Plus que l’azote, le phosphore pose question dans les sols des exploitations en agriculture biologique. Il a tendance à diminuer sur le long terme. Les formes d’apport sont restreintes pour cet élément.

Le colza (carencé ici) fait partie des cultures ayant une forte exigence en élément phosphore. © Terres Inovia
Le colza (carencé ici) fait partie des cultures ayant une forte exigence en élément phosphore.
© Terres Inovia

« Une baisse du phosphore est constatée dans les exploitations converties à l’agriculture biologique et ce, aussi bien en grandes cultures qu’en système avec élevage. » Animateur de la filière bio chez Arvalis, Régis Hélias s’appuie sur des résultats d’essais pour établir ce constat. « Dans la Drôme (dispositif de Dunière), un essai longue durée en système biologique montre une dégradation de performance des cultures au fil du temps en même temps qu’une baisse des teneurs en phosphore dans le sol. À Jeu-les-Bois dans l'Indre, nous avons un autre dispositif d’exploitation bio comportant un élevage. Des pertes de production et de qualité des surfaces fourragères apparaissent. Le seul indicateur explicatif est la diminution de la teneur en phosphore. »

Une partie de cet essai reçoit des apports organiques riches en phosphore, calculés pour compenser les exportations par les récoltes de cet élément, voire pour en redresser la teneur dans le sol. Malgré tout, des mesures par la méthode Olsen montrent une diminution des teneurs, bien que plus lente que dans la partie de l’essai recevant des engrais pauvres en phosphore.

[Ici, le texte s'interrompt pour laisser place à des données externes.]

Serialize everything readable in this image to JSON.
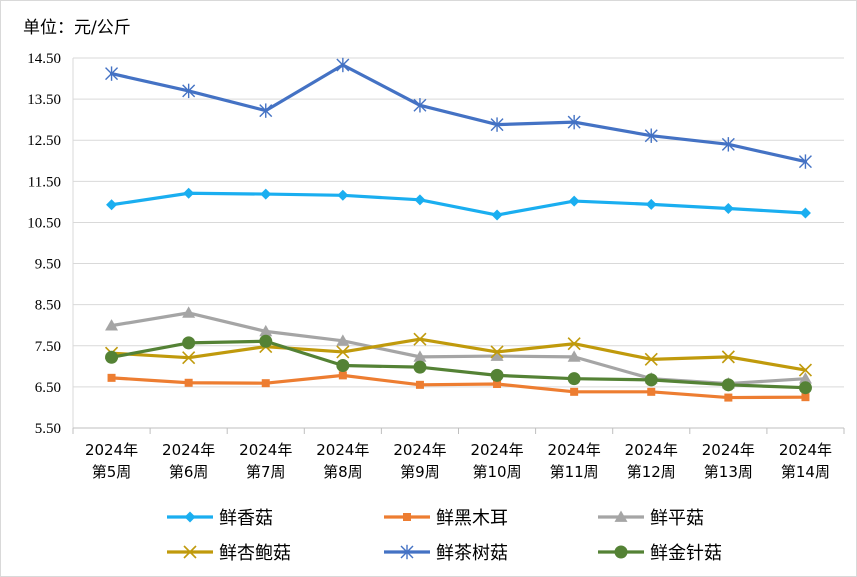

Conséquences visibles au bout de plusieurs années

Régis Hélias s’alarme en outre de la situation connue en Occitanie où une cinquantaine d’exploitations agricoles converties en bio sont suivies depuis 2017, dont la moitié de conversion récente. « Il y a une diminution de la teneur en phosphore corrélée à la durée de la production en bio. Certaines exploitations partent de très bas en matière de phosphore du sol. Comment va se comporter leur système après dix ou vingt ans de culture bio ?(1) La diminution du phosphore dans le sol est pernicieuse. On ne s’en rend compte qu’au bout de plusieurs années avec des conséquences sur les productions agricoles. »

Enseignant chercheur à l’Inrae et à Bordeaux Sciences Agro, Thomas Nesme se montre moins alarmiste. Ce spécialiste analyse les grands cycles de l’azote, du phosphore et du carbone et mesure l’impact de différents scénarios, dont le développement de l’agriculture biologique. « Nous reposons sur un stock de phosphore dans les sols plutôt confortables en France, qui s’est notamment constitué dans les années 70-80. Même à l’échelle européenne, les stocks de phosphore apparaissent satisfaisants, y compris en système biologique. »

Le cahier des charges restreint les possibilités d’apport de phosphates

Cependant, Thomas Nesme appelle à la vigilance sur cet élément. « Quand une production biologique est mise en œuvre depuis longtemps, on observe des situations qui commencent à être problématiques dans les bassins de grandes cultures. Il faut suivre l’évolution de la disponibilité du phosphore du sol et voir si les exportations sont compensées par les apports d’engrais effectués. Il est vrai que l’activité biologique des sols est plus élevée qu’en conventionnel et que cela permet de mieux exploiter le phosphore du sol. Mais à long terme, le problème d’épuisement du sol en phosphore reste le même. »

La diminution de phosphore du sol s’observe aussi en agriculture conventionnelle. Mais en matière de fertilisation phosphatée, les agriculteurs bio partent avec un handicap. Le cahier des charges bio exclut l’utilisation des engrais minéraux fabriqués à partir des roches phosphatées qui sont traitées à l’acide pour rendre le phosphore plus disponible pour les plantes. Les agriculteurs bio ne disposent alors que de deux types de solutions : les roches phosphatées non traitées (phosphore très peu soluble et faiblement disponible) et les ressources organiques issues de l’élevage ou de déchets verts dont la disponibilité n’est pas infinie.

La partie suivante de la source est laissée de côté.